Dampak pada Otak dan Konsentrasi
Seorang dokter sekaligus influencer kesehatan, Dr. Adam Prabata, mengungkap temuan penting setelah menelaah sebuah jurnal penelitian yang melibatkan 48 responden di Tiongkok. Penelitian tersebut mengaitkan kebiasaan menonton video pendek dengan perubahan pada atensi dan kontrol diri, yang diukur melalui pemeriksaan EEG. Hasilnya menunjukkan penurunan aktivitas gelombang alfa, yang biasanya berhubungan dengan fokus dan relaksasi, serta peningkatan gelombang beta yang menandakan keadaan hiperaktif.
Para peneliti menyimpulkan bahwa paparan terus‑menerus pada rangkaian klip singkat dapat mengurangi kemampuan otak untuk mempertahankan konsentrasi dalam jangka waktu lama. Efek ini terutama terasa pada generasi muda yang menghabiskan berjam‑jam setiap harinya scrolling feed berisi video pendek.
Microdrama: Evolusi Baru Video Singkat
Menjawab kebutuhan penonton akan cerita yang lebih terstruktur, V+Short meluncurkan platform streaming khusus microdrama. Setiap episode berdurasi 1–3 menit, namun tetap menyajikan alur lengkap dengan konflik, perkembangan karakter, dan cliffhanger yang memicu keinginan menonton berulang kali (binge‑watching). Format ini berhasil menggabungkan kecepatan video pendek dengan kedalaman naratif serial tradisional, sehingga menjadi pilihan populer bagi pengguna ponsel.
Berbagai genre tersedia, mulai dari romance, thriller, hingga fantasi. Karena durasinya yang singkat, penonton dapat menonton beberapa episode sekaligus dalam jeda singkat, menjadikan microdrama sebagai hiburan “on‑the‑go” yang adiktif.
Risiko Tak Terduga di Balik Layar
Di sisi lain, kebiasaan menonton konten secara langsung juga dapat menimbulkan bahaya. Kasus tragis menimpa seorang turis asal Jerman yang meninggal setelah digigit ular saat menonton pertunjukan ular di Mesir. Meskipun insiden ini terjadi di luar konteks video pendek digital, ia menyoroti risiko fisik yang muncul ketika penonton terlalu terfokus pada aksi di depan mereka, mengabaikan lingkungan sekitar.
Insiden tersebut menegaskan pentingnya kesadaran akan keamanan saat menikmati hiburan, baik itu secara virtual maupun secara langsung di lokasi acara.
Variasi Konten: Dari Microdrama hingga Drama Sekolah ‘Dark’
Selain microdrama, platform streaming juga menambah variasi dengan serial drama Korea bergenre “dark” yang berlatar sekolah.

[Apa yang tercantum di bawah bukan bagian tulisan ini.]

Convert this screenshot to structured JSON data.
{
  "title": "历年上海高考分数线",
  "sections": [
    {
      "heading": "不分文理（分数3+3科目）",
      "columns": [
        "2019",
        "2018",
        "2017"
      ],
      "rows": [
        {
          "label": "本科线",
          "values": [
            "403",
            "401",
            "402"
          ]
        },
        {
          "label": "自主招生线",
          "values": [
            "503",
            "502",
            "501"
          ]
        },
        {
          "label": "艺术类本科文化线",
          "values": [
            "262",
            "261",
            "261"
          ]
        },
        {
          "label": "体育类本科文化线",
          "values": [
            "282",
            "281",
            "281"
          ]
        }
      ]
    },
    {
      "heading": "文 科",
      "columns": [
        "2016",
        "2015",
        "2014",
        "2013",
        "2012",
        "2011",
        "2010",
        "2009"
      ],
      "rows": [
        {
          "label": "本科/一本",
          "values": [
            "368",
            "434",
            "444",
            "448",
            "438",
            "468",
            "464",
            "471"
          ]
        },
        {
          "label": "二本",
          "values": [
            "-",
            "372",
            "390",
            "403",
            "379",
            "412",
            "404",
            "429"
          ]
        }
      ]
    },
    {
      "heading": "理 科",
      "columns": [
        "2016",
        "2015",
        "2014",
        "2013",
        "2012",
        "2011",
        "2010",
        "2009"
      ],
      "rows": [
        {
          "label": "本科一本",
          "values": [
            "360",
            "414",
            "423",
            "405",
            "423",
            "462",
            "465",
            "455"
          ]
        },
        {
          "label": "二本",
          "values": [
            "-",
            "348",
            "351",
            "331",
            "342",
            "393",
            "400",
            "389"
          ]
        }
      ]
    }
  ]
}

Serial seperti “If Wishes Could Kill” dan “All of Us Are Dead” menuntut penonton untuk memperhatikan detail plot yang kompleks dalam durasi pendek, menambah beban kognitif pada otak. Dengan cerita yang menegangkan, penonton harus mempertahankan tingkat konsentrasi tinggi, berpotensi memperparah efek yang telah diidentifikasi pada penelitian sebelumnya.
Hal ini menunjukkan bahwa tidak semua video pendek bersifat ringan; beberapa konten menuntut pemikiran kritis dan dapat memicu stres psikologis jika dikonsumsi berlebihan.
Secara keseluruhan, fenomena menonton video pendek membawa dampak ganda: di satu sisi memperkaya pilihan hiburan melalui inovasi seperti microdrama, di sisi lain menimbulkan tantangan kesehatan otak dan risiko keselamatan. Pengguna disarankan untuk mengatur durasi menonton, memilih konten yang bernilai, dan tetap memperhatikan lingkungan sekitar demi pengalaman menonton yang aman dan bermanfaat.